我只是一個普通人,怎麼會成為這種古老預言的主角?
這背后,到底還隱藏著什麼秘密?
就在我心神恍惚之際。
整座古堡,突然劇烈地,震動了起來。
尖銳的警報聲,響徹雲霄。
牆壁上那些巨大的屏幕,瞬間變成了刺眼的紅色。
上面顯示著一行大字。
“核心成員生命特徵消失,最高警戒協議啟動。

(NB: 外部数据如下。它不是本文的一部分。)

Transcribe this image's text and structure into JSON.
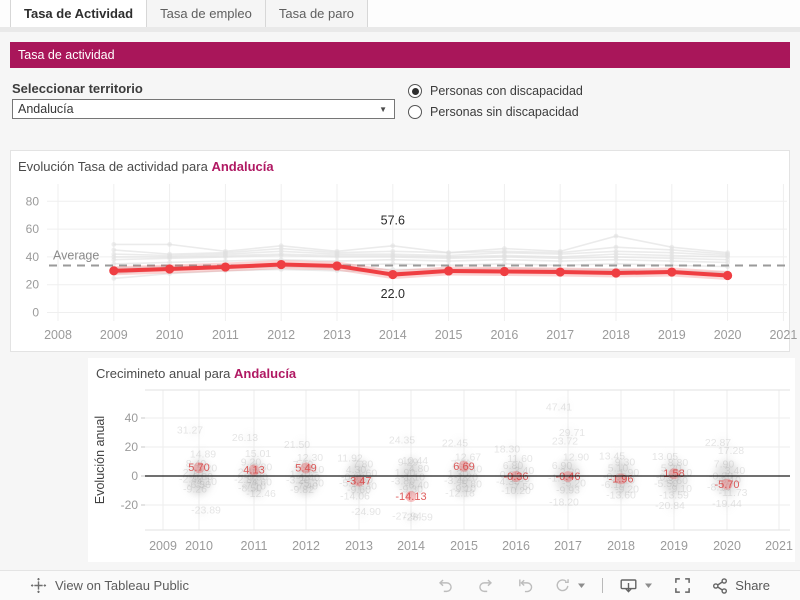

”
海因斯的S,終於被發現了。
我立刻回過神來,拿出手機,對著那本人皮典籍,飛快地拍照。
這是我對抗整個議會的,唯一武器。
拍完最后一頁。
我不敢再有任何停留,轉身就往外跑。
可當我跑到書房門口時,卻絕望地發現。
那些原本靜靜陳列在走廊兩側的中世紀盔甲,此刻,竟然全都“活”了過來。
它們空洞的頭盔裡,亮起了兩點猩紅的光芒。
它們邁著沉重的步伐,揮舞著手中生鏽的騎士劍,將所有的出口,都堵得嚴嚴實實。
牆壁上那些石雕的滴水獸,也發出了刺耳的咆哮,從牆上掙脫下來,露出了鋒利的獠牙。
整座古堡,變成了一座,蘇醒的,擇人而噬的怪物。
我被困住了。
我毫不猶豫地,按下了陸雲川給我的那枚,偽裝成胸針的緊急求救器。
18
冰冷的騎士劍,閃爍著嗜血的寒光,向我當頭劈來。
我狼狽地向旁邊一滾,躲開了這致命的一擊。
長劍劈在地上,堅硬的大理石地面,瞬間被斬出一道深深的溝壑。
我根本不是這些被黑魔法驅動的怪物的對手。
我只能利用書房裡復雜的環境,和它們不斷周旋。
我將一張沉重的橡木桌子,奮力推倒,暫時擋住了一具盔甲的去路。
又將壁爐裡燃燒的木頭,用火鉗夾出來,扔向那些從牆壁上爬下來的滴水獸。
但這些,都只是杯水車薪。
它們不知疲倦,不知疼痛。
數量,越來越多。
我的體力,在飛快地消耗。
我被逼到了巨大的落地窗前,再也無路可退。
窗外,是深不見底的懸崖,和翻滾的黑色雲霧。
一具手持巨斧的盔甲,邁著地動山搖的步伐,向我逼近。